Halkların Demokratik Partisi (HDP) Batman Milletvekili Ayla Akat Ata, Cumhurbaşkanı’na hakarete bir yıldan dört yıla kadar hapis cezası öngören Türk Ceza Kanunu’nun (TCK) 299. maddesinin yürürlükten kaldırılmasına ilişkin kanun değişikliği teklifi verdi.
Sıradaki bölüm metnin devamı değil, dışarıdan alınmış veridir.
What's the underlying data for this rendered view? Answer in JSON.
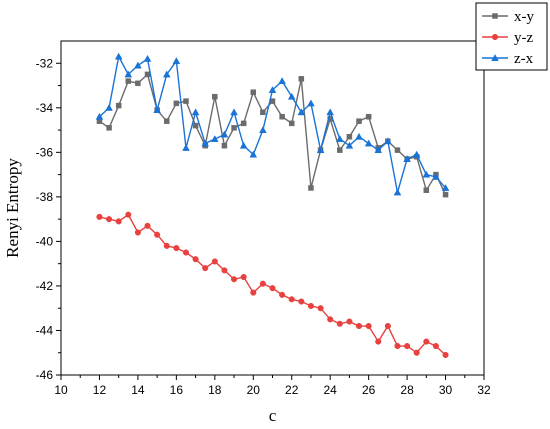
{
  "chart_data": {
    "type": "line",
    "xlabel": "c",
    "ylabel": "Renyi Entropy",
    "xlim": [
      10,
      32
    ],
    "ylim": [
      -46,
      -31
    ],
    "xticks": [
      10,
      12,
      14,
      16,
      18,
      20,
      22,
      24,
      26,
      28,
      30,
      32
    ],
    "yticks": [
      -46,
      -44,
      -42,
      -40,
      -38,
      -36,
      -34,
      -32
    ],
    "legend_position": "top-right",
    "grid": false,
    "x": [
      12,
      12.5,
      13,
      13.5,
      14,
      14.5,
      15,
      15.5,
      16,
      16.5,
      17,
      17.5,
      18,
      18.5,
      19,
      19.5,
      20,
      20.5,
      21,
      21.5,
      22,
      22.5,
      23,
      23.5,
      24,
      24.5,
      25,
      25.5,
      26,
      26.5,
      27,
      27.5,
      28,
      28.5,
      29,
      29.5,
      30
    ],
    "series": [
      {
        "name": "x-y",
        "color": "#6b6b6b",
        "marker": "square",
        "values": [
          -34.6,
          -34.9,
          -33.9,
          -32.8,
          -32.9,
          -32.5,
          -34.1,
          -34.6,
          -33.8,
          -33.7,
          -34.8,
          -35.7,
          -33.5,
          -35.7,
          -34.9,
          -34.7,
          -33.3,
          -34.2,
          -33.7,
          -34.4,
          -34.7,
          -32.7,
          -37.6,
          -35.9,
          -34.5,
          -35.9,
          -35.3,
          -34.6,
          -34.4,
          -35.8,
          -35.5,
          -35.9,
          -36.3,
          -36.2,
          -37.7,
          -37.0,
          -37.9
        ]
      },
      {
        "name": "y-z",
        "color": "#e8413e",
        "marker": "circle",
        "values": [
          -38.9,
          -39.0,
          -39.1,
          -38.8,
          -39.6,
          -39.3,
          -39.7,
          -40.2,
          -40.3,
          -40.5,
          -40.8,
          -41.2,
          -40.9,
          -41.3,
          -41.7,
          -41.6,
          -42.3,
          -41.9,
          -42.1,
          -42.4,
          -42.6,
          -42.7,
          -42.9,
          -43.0,
          -43.5,
          -43.7,
          -43.6,
          -43.8,
          -43.8,
          -44.5,
          -43.8,
          -44.7,
          -44.7,
          -45.0,
          -44.5,
          -44.7,
          -45.1
        ]
      },
      {
        "name": "z-x",
        "color": "#1a73d6",
        "marker": "triangle",
        "values": [
          -34.4,
          -34.0,
          -31.7,
          -32.5,
          -32.1,
          -31.8,
          -34.1,
          -32.5,
          -31.9,
          -35.8,
          -34.2,
          -35.6,
          -35.4,
          -35.2,
          -34.2,
          -35.7,
          -36.1,
          -35.0,
          -33.2,
          -32.8,
          -33.5,
          -34.2,
          -33.8,
          -35.9,
          -34.2,
          -35.4,
          -35.7,
          -35.3,
          -35.6,
          -35.9,
          -35.5,
          -37.8,
          -36.3,
          -36.1,
          -37.0,
          -37.1,
          -37.6
        ]
      }
    ]
  }
}
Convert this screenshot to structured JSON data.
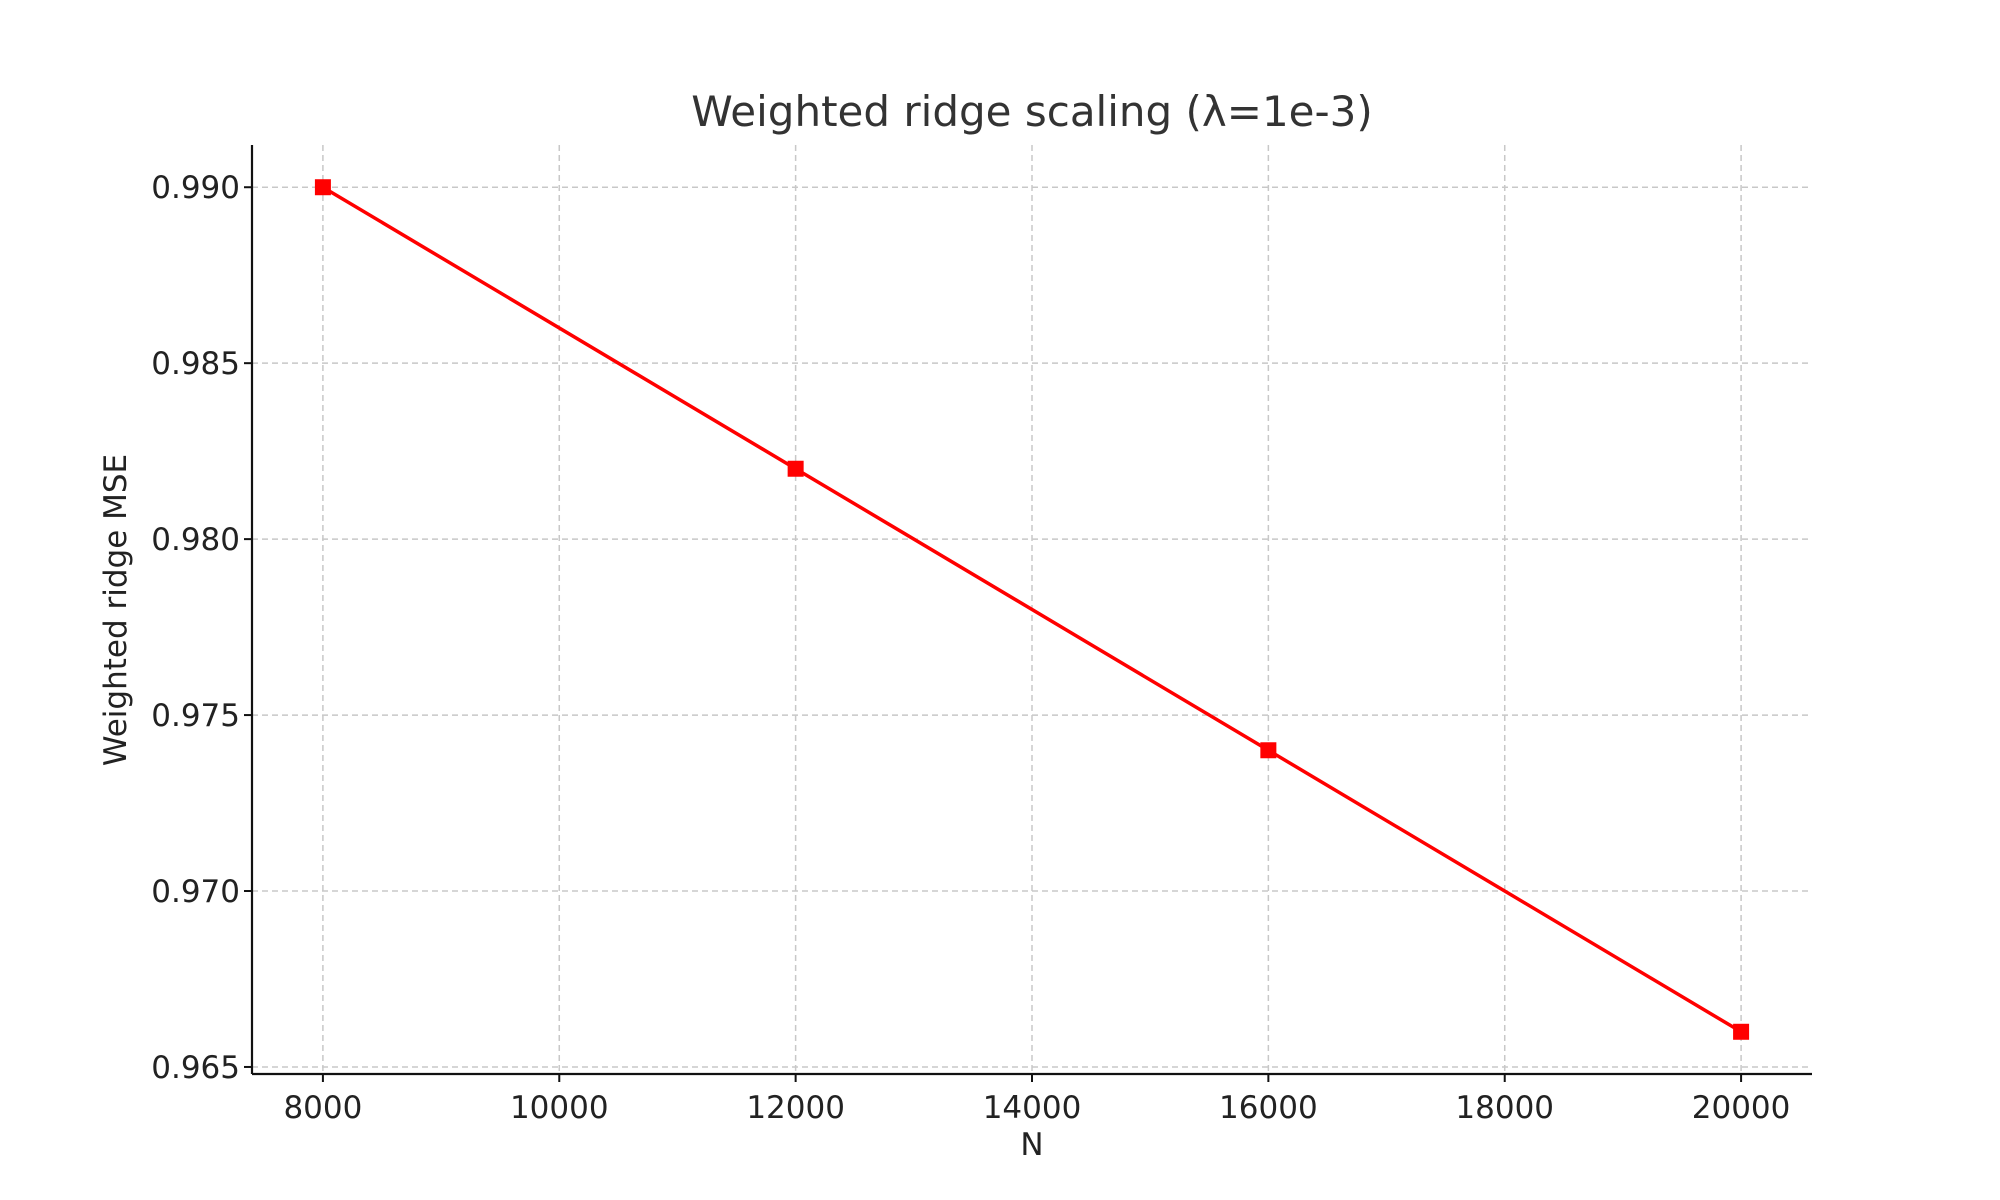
{
  "chart_data": {
    "type": "line",
    "title": "Weighted ridge scaling (λ=1e-3)",
    "xlabel": "N",
    "ylabel": "Weighted ridge MSE",
    "xlim": [
      7400,
      20600
    ],
    "ylim": [
      0.9648,
      0.9912
    ],
    "x_ticks": [
      8000,
      10000,
      12000,
      14000,
      16000,
      18000,
      20000
    ],
    "x_tick_labels": [
      "8000",
      "10000",
      "12000",
      "14000",
      "16000",
      "18000",
      "20000"
    ],
    "y_ticks": [
      0.965,
      0.97,
      0.975,
      0.98,
      0.985,
      0.99
    ],
    "y_tick_labels": [
      "0.965",
      "0.970",
      "0.975",
      "0.980",
      "0.985",
      "0.990"
    ],
    "grid": true,
    "series": [
      {
        "x": [
          8000,
          12000,
          16000,
          20000
        ],
        "y": [
          0.99,
          0.982,
          0.974,
          0.966
        ],
        "color": "#ff0000",
        "marker": "square"
      }
    ]
  }
}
Erdoğan’ın cumhurbaşkanı olmasından bu yana 45 kişi hakkında “hakaret” iddiasıyla yargısal işlem yapıldığını ve geçtiğimiz 10 gün içinde Erdoğan’a hakaret iddiasıyla birbiri ardına gözaltı ve tutuklama işlemlerinin gerçekleştirildiğine dikkat çeken Akat Ata, bu kanun teklifi ile Türkiye’de de uluslararası sözleşmelerden doğan yükümlülükler ve insan hakları hukukunun getirdiği temel değerler çerçevesinde ifade özgürlüğünün önündeki engellerin kaldırılarak, kişilerin siyasetçilere yönelik eleştiri yapma sınırlarının genişletilmesinin amaçlandığını ifade etti.
İfade özgürlüğü hakkı
Akat Ata kanun değişikliği teklifinde şu ifadelere yer verdi:
“İfade özgürlüğü hakkı, Türkiye’nin taraf olduğu Avrupa İnsan Hakları Sözleşmesi’nin (AİHS) 10. Maddesi ve Medeni ve Siyasi Haklar Uluslararası Sözleşmesi’nin 19. Maddesi ile güvence altına alınmıştır.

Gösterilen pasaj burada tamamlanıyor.